Berdasarkan hasil investigasi media ini di lapangan pada Rabu, 14 Januari 2025, ditemukan sejumlah kejanggalan dalam pemasangan batu granit pada trotoar tersebut. Terpantau beberapa batu granit dipasang tidak rata, bergelombang, serta terlihat hanya “ditempel” tanpa dasar yang kuat.
Saat media ini menginjak langsung permukaan trotoar, terdengar suara kopong dari bagian bawah granit. Bahkan, pada beberapa titik terlihat bagian dalam pemasangan keropos dan tidak padat, mengindikasikan minimnya material pasir atau adukan semen sebagai dasar pemasangan.
Tak hanya itu, sejumlah batu granit yang sudah terpasang terlihat retak bahkan pecah-pecah. Kondisi ini tentu menimbulkan tanda tanya besar terkait kualitas material maupun metode pengerjaan yang digunakan oleh pihak kontraktor.
Salah seorang warga Merangin yang enggan disebutkan namanya mengungkapkan kekecewaannya terhadap hasil pembangunan tersebut.
“Kami lihat pembangunan ini seperti asal-asalan saja. Pemasangan batu granitnya bergelombang, kalau diinjak bunyinya keropos, tidak padat. Banyak juga yang sudah pecah dan retak. Kalau begini, cepat rusak,” ujarnya kepada media ini.
Ia juga mempertanyakan profesionalisme pihak kontraktor yang mengerjakan proyek tersebut, terlebih lokasi pembangunan berada di kawasan strategis, tepat di sekitar kantor DPRD Kabupaten Merangin.

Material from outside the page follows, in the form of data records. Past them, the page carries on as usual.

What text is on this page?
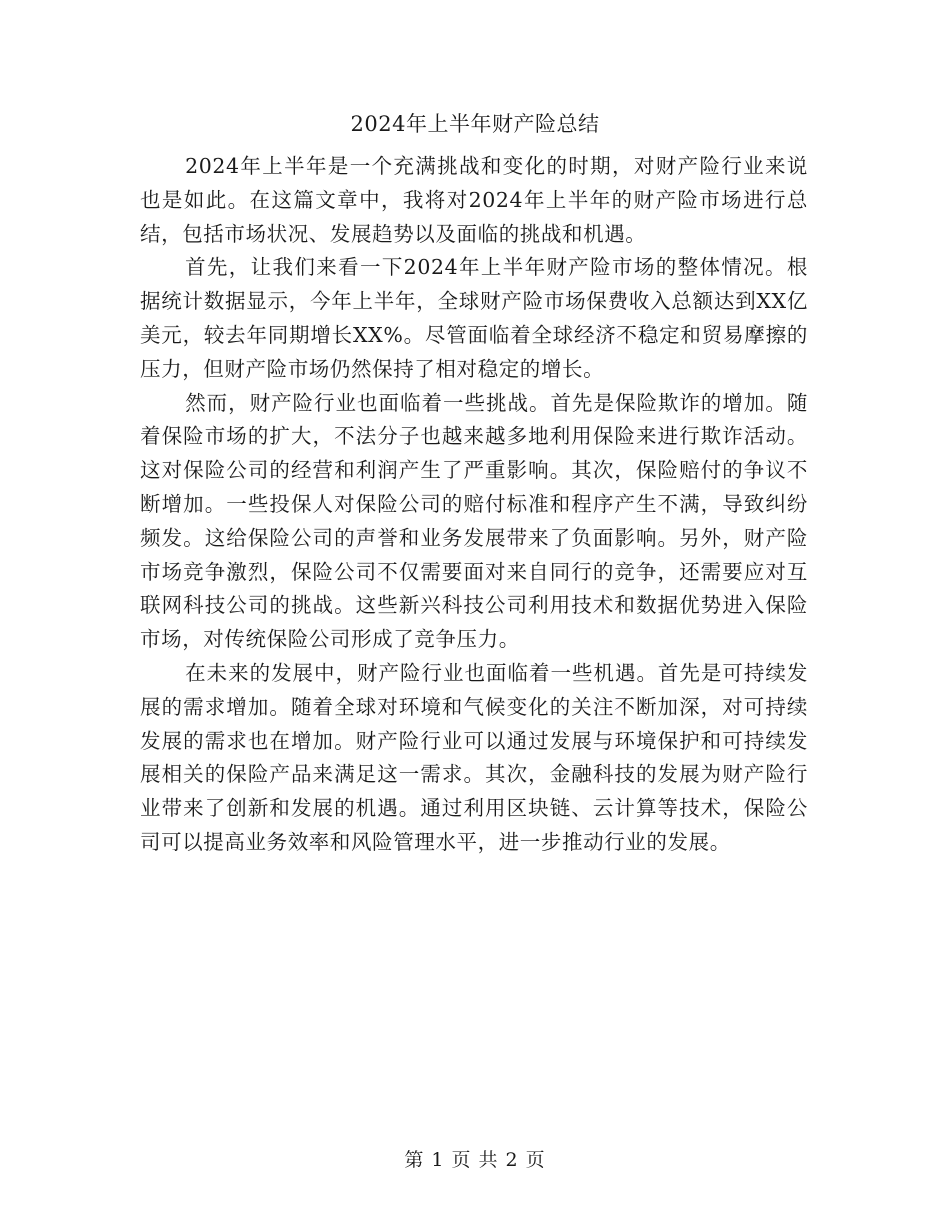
2024年上半年财产险总结

2024年上半年是一个充满挑战和变化的时期，对财产险行业来说也是如此。在这篇文章中，我将对2024年上半年的财产险市场进行总结，包括市场状况、发展趋势以及面临的挑战和机遇。

首先，让我们来看一下2024年上半年财产险市场的整体情况。根据统计数据显示，今年上半年，全球财产险市场保费收入总额达到XX亿美元，较去年同期增长XX%。尽管面临着全球经济不稳定和贸易摩擦的压力，但财产险市场仍然保持了相对稳定的增长。

然而，财产险行业也面临着一些挑战。首先是保险欺诈的增加。随着保险市场的扩大，不法分子也越来越多地利用保险来进行欺诈活动。这对保险公司的经营和利润产生了严重影响。其次，保险赔付的争议不断增加。一些投保人对保险公司的赔付标准和程序产生不满，导致纠纷频发。这给保险公司的声誉和业务发展带来了负面影响。另外，财产险市场竞争激烈，保险公司不仅需要面对来自同行的竞争，还需要应对互联网科技公司的挑战。这些新兴科技公司利用技术和数据优势进入保险市场，对传统保险公司形成了竞争压力。

在未来的发展中，财产险行业也面临着一些机遇。首先是可持续发展的需求增加。随着全球对环境和气候变化的关注不断加深，对可持续发展的需求也在增加。财产险行业可以通过发展与环境保护和可持续发展相关的保险产品来满足这一需求。其次，金融科技的发展为财产险行业带来了创新和发展的机遇。通过利用区块链、云计算等技术，保险公司可以提高业务效率和风险管理水平，进一步推动行业的发展。

第 1 页 共 2 页
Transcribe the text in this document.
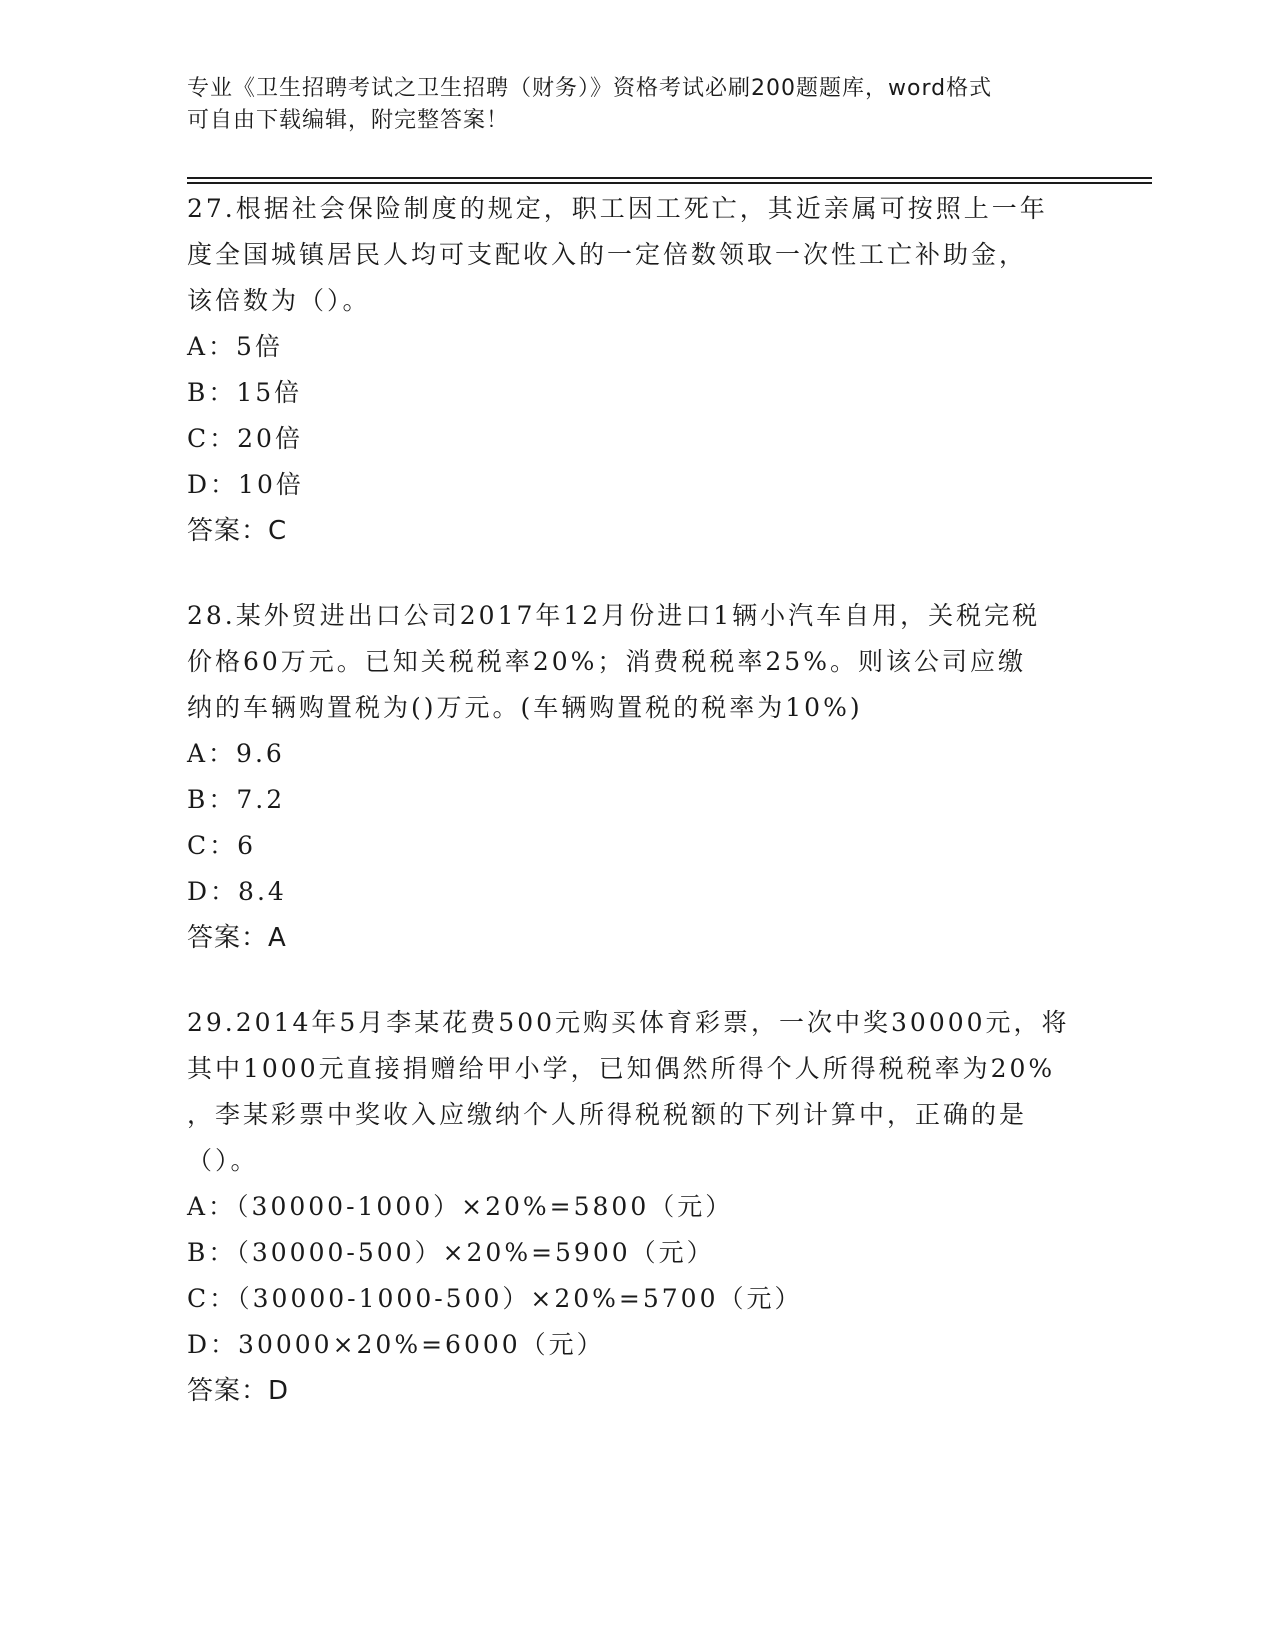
专业《卫生招聘考试之卫生招聘（财务）》资格考试必刷200题题库，word格式
可自由下载编辑，附完整答案！
27.根据社会保险制度的规定，职工因工死亡，其近亲属可按照上一年
度全国城镇居民人均可支配收入的一定倍数领取一次性工亡补助金，
该倍数为（）。
A：5倍
B：15倍
C：20倍
D：10倍
答案：C
28.某外贸进出口公司2017年12月份进口1辆小汽车自用，关税完税
价格60万元。已知关税税率20%；消费税税率25%。则该公司应缴
纳的车辆购置税为()万元。(车辆购置税的税率为10%)
A：9.6
B：7.2
C：6
D：8.4
答案：A
29.2014年5月李某花费500元购买体育彩票，一次中奖30000元，将
其中1000元直接捐赠给甲小学，已知偶然所得个人所得税税率为20%
，李某彩票中奖收入应缴纳个人所得税税额的下列计算中，正确的是
（）。
A：（30000-1000）×20%=5800（元）
B：（30000-500）×20%=5900（元）
C：（30000-1000-500）×20%=5700（元）
D：30000×20%=6000（元）
答案：D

“Ini kan dekat kantor DPRD. Siapa sebenarnya kontraktornya? Kalau model pekerjaannya seperti ini, jangan dipakai lagi. Baru sebentar saja sudah kelihatan rusaknya,” tambahnya.
Dari pantauan media ini, pembangunan trotoar tersebut dikerjakan pada akhir tahun anggaran 2025. Kuat dugaan pekerjaan dilakukan secara terburu-buru demi mengejar target waktu, sehingga berdampak langsung pada mutu dan kualitas hasil pekerjaan.
Warga pun berharap agar pihak terkait, khususnya Dinas Pekerjaan Umum dan Penataan Ruang (PUPR) Kabupaten Merangin, segera turun ke lapangan untuk melakukan evaluasi serta mengkaji ulang proyek pembangunan trotoar di Jalur 2 sekitar Kantor DPRD Merangin tersebut.
Pasalnya, tingkat kepuasan masyarakat terhadap hasil pekerjaan itu dinilai sangat rendah. Warga mendesak agar kualitas pembangunan infrastruktur yang menggunakan anggaran negara benar-benar diperhatikan demi kenyamanan dan keselamatan pengguna jalan.